Ellis defence reforms: NSW to scrap legal loophole, opening up churches to being sued
By Angelique Lu And Rachael Jones
Australian Broadcasting Corporation
June 10, 2018
|John Ellis took steps to sue the Catholic Church after a paedophile priest abused him as a young boy.|
The 11-year battle to close a legal loophole in New South Wales that prevented abuse survivors from suing churches and other institutions is coming to an end.
Barriers preventing victims from seeking justice will be removed based on recommendations from the Royal Commission into Institutional Child Sex Abuse.
John Ellis, a former altar boy, had waited years before deciding to sue the Catholic Church for abuse he had suffered at the hands of a priest.
By the time he decided to take legal action in 2002, by this stage a lawyer himself, he had no-one to sue.
The priest responsible for the crimes had died, and the Archbishop of Sydney was not considered responsible for the actions of his predecessor.

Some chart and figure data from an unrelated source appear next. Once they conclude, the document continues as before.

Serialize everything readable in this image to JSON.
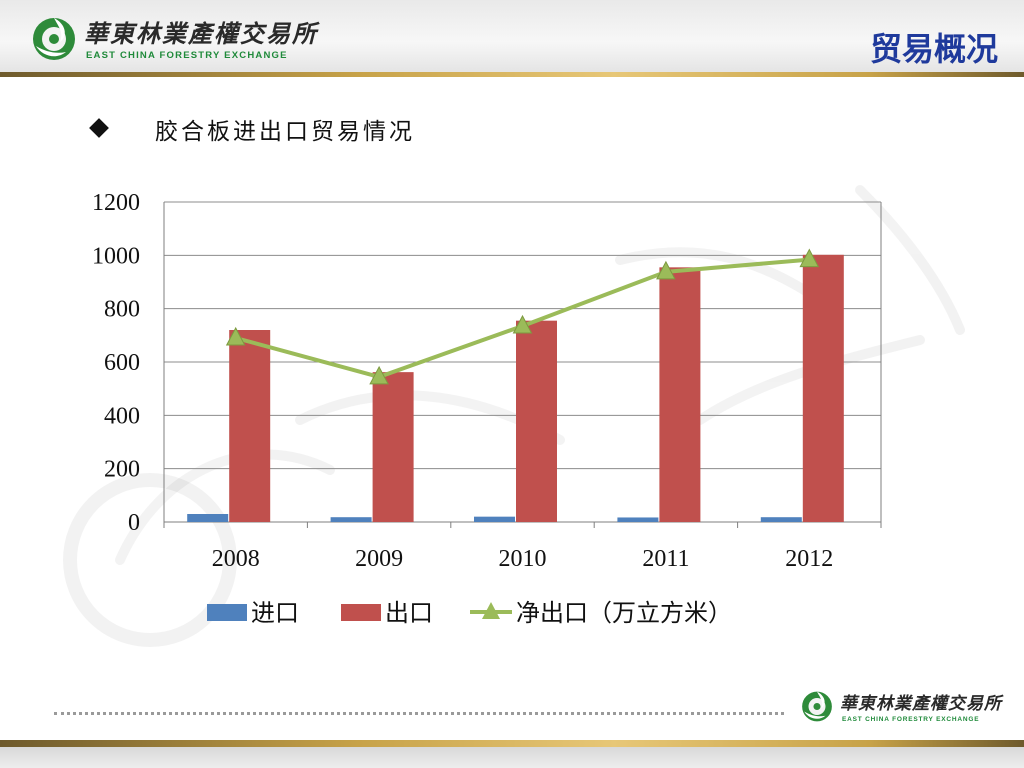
{
  "header": {
    "logo_cn": "華東林業產權交易所",
    "logo_en": "EAST CHINA FORESTRY EXCHANGE",
    "page_title": "贸易概况"
  },
  "subtitle": "胶合板进出口贸易情况",
  "colors": {
    "import": "#4f81bd",
    "export": "#c0504d",
    "net_export": "#9bbb59",
    "title": "#1f3a9c"
  },
  "chart_data": {
    "type": "bar",
    "categories": [
      "2008",
      "2009",
      "2010",
      "2011",
      "2012"
    ],
    "series": [
      {
        "name": "进口",
        "type": "bar",
        "values": [
          30,
          18,
          20,
          17,
          18
        ]
      },
      {
        "name": "出口",
        "type": "bar",
        "values": [
          720,
          562,
          755,
          955,
          1002
        ]
      },
      {
        "name": "净出口（万立方米）",
        "type": "line",
        "marker": "triangle",
        "values": [
          690,
          544,
          735,
          938,
          984
        ]
      }
    ],
    "ylim": [
      0,
      1200
    ],
    "yticks": [
      "0",
      "200",
      "400",
      "600",
      "800",
      "1000",
      "1200"
    ],
    "grid": true,
    "legend": "bottom"
  },
  "footer": {
    "logo_cn": "華東林業產權交易所",
    "logo_en": "EAST CHINA FORESTRY EXCHANGE"
  }
}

Ellis defence has been a 'shackle'
In 2007, on appeal lodged by the Catholic Church, the court found the church did not legally exist because its assets were in a legally protected trust.
And, in another blow, the case established a precedent which would bare his name as the 'Ellis defence' — meaning that institutions would rely on the case to avoid liability for child sexual abuse in court.
What followed was an 11-year campaign to change laws that protected institutions like churches.
Mr Ellis said having the precedent named after him was a "shackle".
"I think it's galvanised me into action," he said.
"And with the many people who had supported the cause of survivors, both survivors and people who are not survivors but had advocated for their rights and their access to justice.
"Having a focal point, has been part of the process of getting that unjust and immoral defence taken away."
NSW will now become the second state, after Victoria, moving to abolish the Ellis defence through new reforms.
Ellis defence reforms
'It's been a very long road': Ellis
The abolition of the 'Ellis defence'. Courts will now have the power to appoint trustees to be sued if institutions fail to nominate one
A new duty of care on institutions. The onus of proof will now be on institutions to prove that they exercised 'reasonable care' to prevent child sexual abuse
Institutions will now be held liable for the actions of non-employees like volunteers and religious officials who used their position to abuse children. They were not covered in the past
"It's a great day, it really is a red letter day for myself personally," he said.
"Particularly to have the Ellis defence written out of the case books and addressed by legislation. That's something we've been hoping would happen ever since the decision of the court of appeal 11 years ago, and it's been a very long road."
It comes off the back of the recommendations of the royal commission's Redress and Civil Litigation Report.
NSW is introducing a host of reforms expected to become law by the end of the year.
NSW Attorney-General Mark Speakman said institutions in the past had been "abject failures" when it came to report child sexual abuse.
"Today these reforms will make it easier for child sexual abuse survivors and all child abuse survivors to take action against those who have failed them in the past," he said.
Mr Ellis is hoping the move will inspire other Australian states and territories to follow suit.
"All survivors of institutional abuse have ever asked for is justice, and access to justice is absolutely essential for those people, and certainly the Ellis defence has been one of the major barriers that survivors of abuse have faced," he said.
"As we confine the Ellis defence to the annals of legal history, I hope we can look forward now, in this state and throughout the country, to a society where child protection, and where the accountability of those institutions who take that sacred trust of looking after children can be given the provenance it deserves."
Victims will only be allowed to pursue a claim under the national redress scheme, or the new civil litigation laws, but not both.
The national redress scheme has a lower legal threshold, and compensation claims are maxed out at $150,000.
Church says more can be done
The Catholic Church in NSW says it will work with the Government on the reforms.
The Archbishop of Sydney, Anthony Fisher OP said the church had been helping survivors identify proper defendants and ensuring claims were met "for some time now".
"However, the NSW dioceses recognise more can be done to make access to the justice system easier," he said in a statement.
"We support having a clear entity as a proper defendant for claims."